Aanvankelijk vervoerden ze kolen met de handkar of met een bakfiets, maar al voor de oorlog hadden ze een vrachtwagentje (Mos sr. had in 1932 zijn rijbewijs gehaald). In die tijd was er ook al het begin van een transportbedrijfje. Na de oorlog kochten ze een tweede auto (een GMC van het leger). Ze vervoerden onder andere stuwhout uit de haven in Rotterdam voor houthandel van den Bosch (bedrijf zat bij het station). Later kwam er een derde vrachtauto. Ook Mos jr. werkte inmiddels in het bedrijf en schoonzoon Hugo van der Heijden hielp regelmatig mee. Laatstgenoemde had een landbouw- en tuindersbedrijf op de Oenselsestraat. In de winter wanneer er minder te doen was op het land verleende hij uitgebreide hand- en spandiensten voor zijn schoonfamilie.

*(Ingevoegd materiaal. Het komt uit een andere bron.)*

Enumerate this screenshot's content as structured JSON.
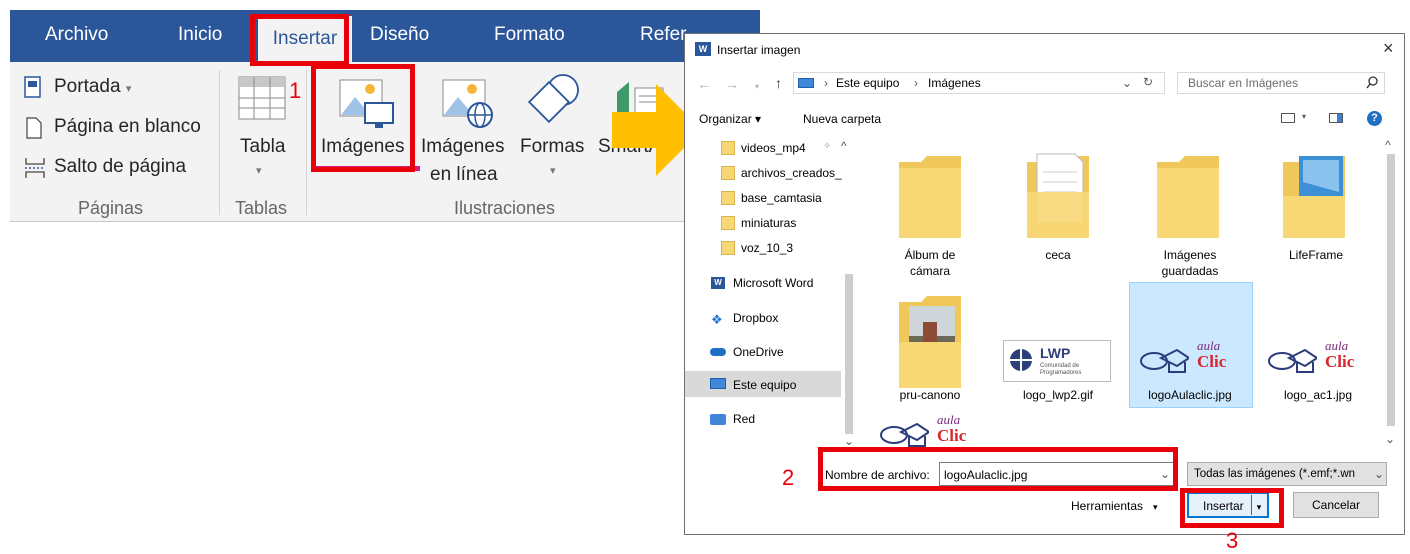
{
  "ribbon": {
    "tabs": [
      "Archivo",
      "Inicio",
      "Insertar",
      "Diseño",
      "Formato",
      "Refer"
    ],
    "paginas": {
      "items": [
        "Portada",
        "Página en blanco",
        "Salto de página"
      ],
      "group_label": "Páginas"
    },
    "tablas": {
      "button": "Tabla",
      "group_label": "Tablas"
    },
    "ilustraciones": {
      "imagenes": "Imágenes",
      "imagenes_en_linea_1": "Imágenes",
      "imagenes_en_linea_2": "en línea",
      "formas": "Formas",
      "smartart": "SmartAr",
      "group_label": "Ilustraciones"
    }
  },
  "callouts": {
    "step1": "1",
    "step2": "2",
    "step3": "3"
  },
  "colors": {
    "word_blue": "#2b579a",
    "callout_red": "#e8000b",
    "arrow": "#ffbf00",
    "selection": "#cce8ff"
  },
  "dialog": {
    "title": "Insertar imagen",
    "close": "×",
    "breadcrumb": [
      "Este equipo",
      "Imágenes"
    ],
    "search_placeholder": "Buscar en Imágenes",
    "toolbar": {
      "organize": "Organizar",
      "new_folder": "Nueva carpeta"
    },
    "nav": {
      "folders": [
        "videos_mp4",
        "archivos_creados_",
        "base_camtasia",
        "miniaturas",
        "voz_10_3"
      ],
      "locations": [
        "Microsoft Word",
        "Dropbox",
        "OneDrive",
        "Este equipo",
        "Red"
      ]
    },
    "items": [
      {
        "name": "Álbum de cámara",
        "l1": "Álbum de",
        "l2": "cámara",
        "kind": "folder"
      },
      {
        "name": "ceca",
        "l1": "ceca",
        "l2": "",
        "kind": "folder"
      },
      {
        "name": "Imágenes guardadas",
        "l1": "Imágenes",
        "l2": "guardadas",
        "kind": "folder"
      },
      {
        "name": "LifeFrame",
        "l1": "LifeFrame",
        "l2": "",
        "kind": "folder"
      },
      {
        "name": "pru-canono",
        "l1": "pru-canono",
        "l2": "",
        "kind": "folder"
      },
      {
        "name": "logo_lwp2.gif",
        "l1": "logo_lwp2.gif",
        "l2": "",
        "kind": "image"
      },
      {
        "name": "logoAulaclic.jpg",
        "l1": "logoAulaclic.jpg",
        "l2": "",
        "kind": "image",
        "selected": true
      },
      {
        "name": "logo_ac1.jpg",
        "l1": "logo_ac1.jpg",
        "l2": "",
        "kind": "image"
      }
    ],
    "lwp_logo_text": {
      "big": "LWP",
      "small1": "Comunidad de",
      "small2": "Programadores"
    },
    "aula_logo_text": {
      "aula": "aula",
      "clic": "Clic"
    },
    "filename_label": "Nombre de archivo:",
    "filename_value": "logoAulaclic.jpg",
    "filter_value": "Todas las imágenes (*.emf;*.wn",
    "tools_label": "Herramientas",
    "insert_label": "Insertar",
    "cancel_label": "Cancelar"
  }
}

Er werd, turf, cokes (fijn en grof), antraciet en eierkolen verkocht. Turf was om de kachel aan te maken. Een beetje petroleum op de turf en dan cokes er boven op. Er waren vaste klanten die jaarlijks de winterkolen thuisgebracht kregen (daar spaarden de mensen voor), meestal 10 mud (1 mud is 100 liter, ongeveer twee zakken). Een zak eierkolen woog 80 kilo. De zakken moesten vaak ver het huis in worden gesjouwd, soms helemaal boven naar de zolder. Naast winterkolen waren er zomerkolen, daar werd in verband met werkspreiding vaak enige korting op gegeven. Dagelijks kwamen er ook mensen zelf kolen aan het bedrijf halen. Kolen kwamen uit de mijnen in Limburg, harde antraciet kwam uit China.
Er waren in Zaltbommel veel kolenhandels in die tijd: Van Tuyl in de Oliestraat, Ballegooien op het Kerkplein, Van Heusden bij Tivoli, Vaal op Bolwerk de Kat, Jansen op de hoek Torenstraat en de stoep naar de Molenwal.

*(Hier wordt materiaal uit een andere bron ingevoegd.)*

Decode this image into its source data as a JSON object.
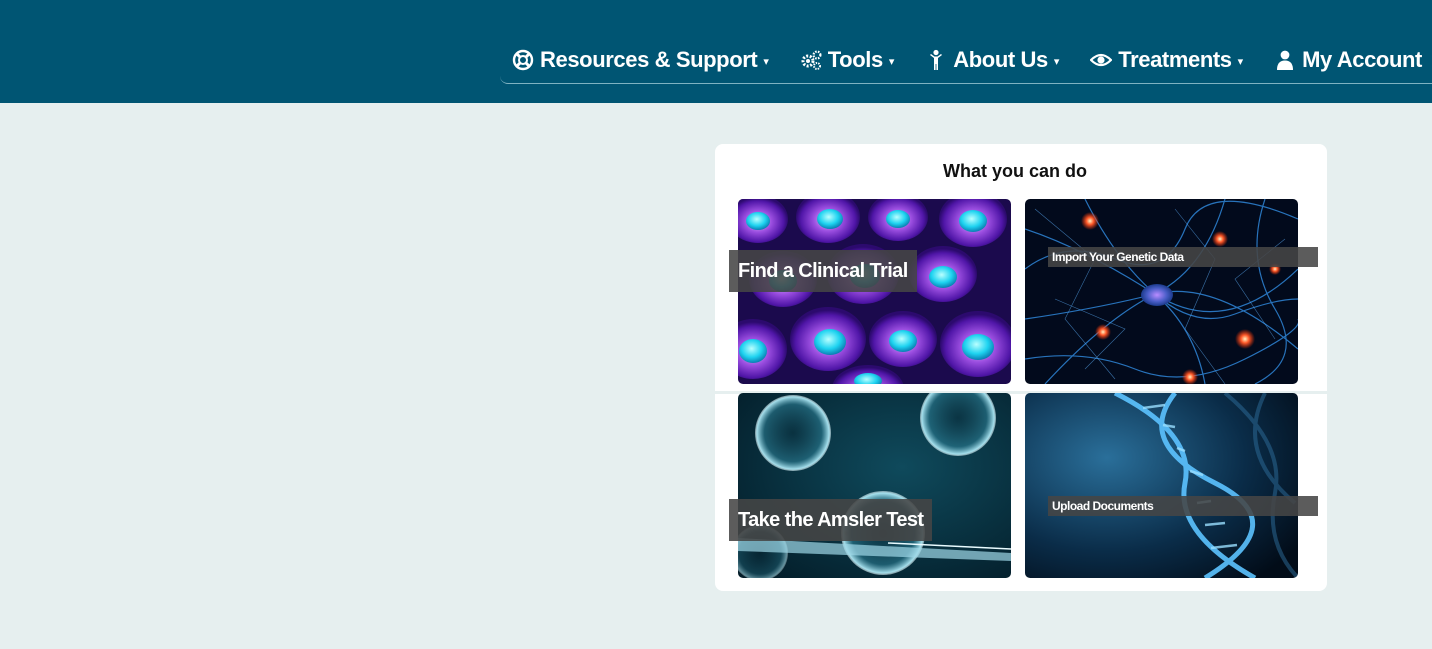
{
  "nav": {
    "items": [
      {
        "label": "Resources & Support",
        "icon": "lifebuoy-icon"
      },
      {
        "label": "Tools",
        "icon": "gears-icon"
      },
      {
        "label": "About Us",
        "icon": "person-icon"
      },
      {
        "label": "Treatments",
        "icon": "eye-icon"
      },
      {
        "label": "My Account",
        "icon": "user-icon"
      }
    ],
    "caret": "▾"
  },
  "card": {
    "title": "What you can do",
    "tiles": [
      {
        "label": "Find a Clinical Trial",
        "image": "purple cells"
      },
      {
        "label": "Import Your Genetic Data",
        "image": "blue neurons"
      },
      {
        "label": "Take the Amsler Test",
        "image": "cell injection"
      },
      {
        "label": "Upload Documents",
        "image": "dna helix"
      }
    ]
  },
  "colors": {
    "header": "#005573",
    "background": "#e6efef",
    "card": "#ffffff",
    "label_bg": "#464646"
  }
}
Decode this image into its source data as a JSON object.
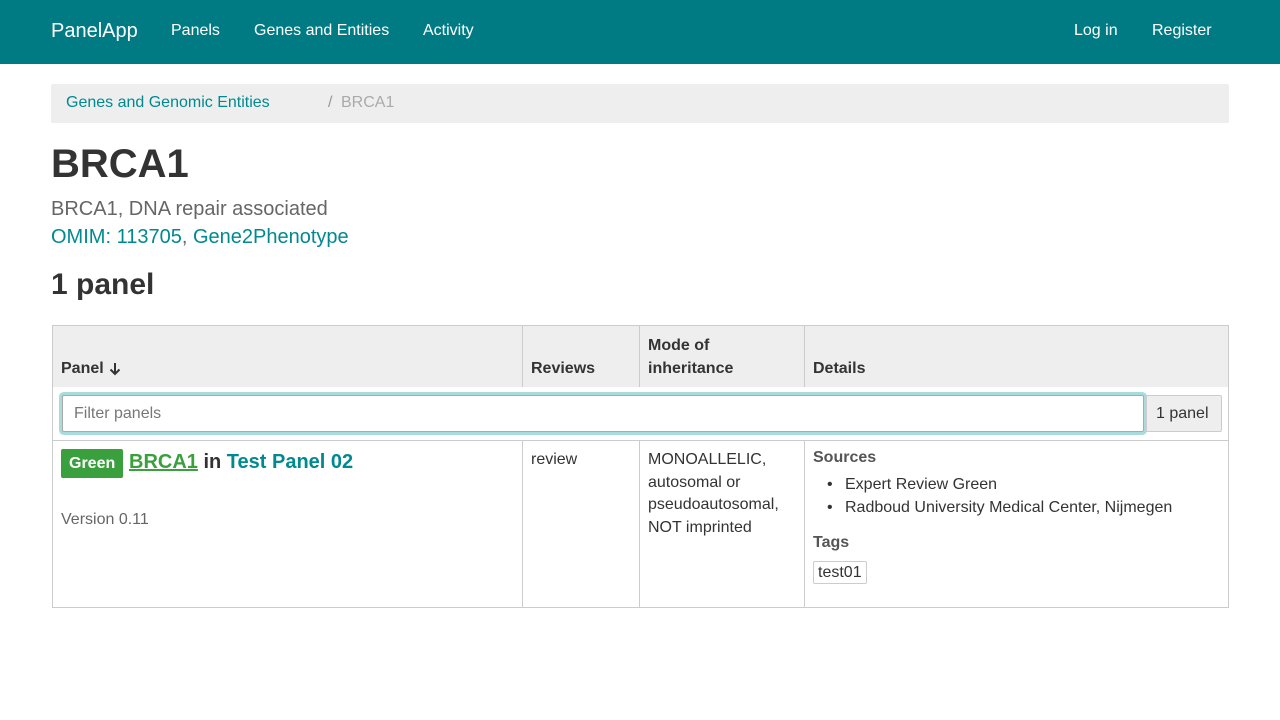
{
  "navbar": {
    "brand": "PanelApp",
    "links": [
      "Panels",
      "Genes and Entities",
      "Activity"
    ],
    "login": "Log in",
    "register": "Register"
  },
  "breadcrumb": {
    "parent": "Genes and Genomic Entities",
    "separator": "/",
    "current": "BRCA1"
  },
  "gene": {
    "symbol": "BRCA1",
    "name": "BRCA1, DNA repair associated",
    "omim_label": "OMIM",
    "omim_sep": ": ",
    "omim_id": "113705",
    "link_sep": ", ",
    "g2p_label": "Gene2Phenotype"
  },
  "panels_heading": "1 panel",
  "table": {
    "headers": {
      "panel": "Panel",
      "reviews": "Reviews",
      "moi_line1": "Mode of",
      "moi_line2": "inheritance",
      "details": "Details"
    },
    "sort_icon": "arrow-down",
    "filter": {
      "placeholder": "Filter panels",
      "count": "1 panel"
    },
    "row": {
      "rating": "Green",
      "gene": "BRCA1",
      "in_text": " in ",
      "panel": "Test Panel 02",
      "version": "Version 0.11",
      "review": "review",
      "moi_lines": [
        "MONOALLELIC,",
        "autosomal or",
        "pseudoautosomal,",
        "NOT imprinted"
      ],
      "sources_heading": "Sources",
      "sources": [
        "Expert Review Green",
        "Radboud University Medical Center, Nijmegen"
      ],
      "tags_heading": "Tags",
      "tag": "test01"
    }
  },
  "colors": {
    "navbar": "#007b84",
    "link": "#008a8f",
    "green": "#3aa03e",
    "breadcrumb_bg": "#eeeeee"
  }
}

Eind vijftiger jaren kwamen er steeds meer oliekachels (o.a. Alladins) en daarna gingen mensen over op gas. Zaltbommel had zijn eigen gasfabriek. Door de hele stad stonden gaslantaarns als straatverlichting. Ze staan nog in de Bloemendaal en op de Virieusingel. Kolenhandel Van Gameren was ook enige tijd depothouder voor cilinders met zuurstof en stikstof voor het bedrijf Loos en Co.

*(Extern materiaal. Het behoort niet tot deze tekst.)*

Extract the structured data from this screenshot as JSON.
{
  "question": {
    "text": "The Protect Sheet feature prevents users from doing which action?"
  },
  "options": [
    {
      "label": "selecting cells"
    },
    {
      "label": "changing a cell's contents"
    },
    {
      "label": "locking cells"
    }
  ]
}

Toen mensen met de komst van olie en gas steeds minder kolen gingen stoken, werd naast de kolenhandel gestart met werkzaamheden voor van Gend en Loos. Expresgoed (pakjes en pakketten) moest worden opgehaald van het station en in de Bommelerwaard worden gedistribueerd. Broer van Gameren was verantwoordelijk voor de kolenhandel en het transportbedrijf. Fiet was de centrale figuur voor Van Gend en Loos waarbij Hugo van der Heijden voor het pakkettransport zorgde. Dit rondbrengen werd eerst gedaan met motor en zijspan, later met een personenauto. De werkzaamheden voor Van Gend en Loos startten rond 1957 en gingen door tot ver in de jaren ’80. Er werden ook pakjes in de Ruiterstraat opgehaald door mensen.
Broer overleed in 1988 en Fiet in 1999.
Indeling van het huis in de Ruiterstraat 13: beneden een kamer aan de straatkant, achter een keuken die door Broer was uitgebouwd naar de tuin. Er was een klein tuintje achter het huis. Boven waren twee slaapkamers. Er was geen zolder.
De familie Van Gameren ging naar de Christelijke school in de Nieuwstraat. Alleen bij bakkers die kolen afnamen werd brood gekocht. Bakkers die aan huis kwamen waren onder andere bakker Ruysink en Van der Flier. Wat ook speelde was dat een katholiek niet bij een protestant naar de winkel ging. Slager van de familie was Van Oosterom, later Bergen en De Vries, groenteboer was Rombeek. Hun huisarts was dokter Willemse en later dokter Willemsen. De familie had een hond.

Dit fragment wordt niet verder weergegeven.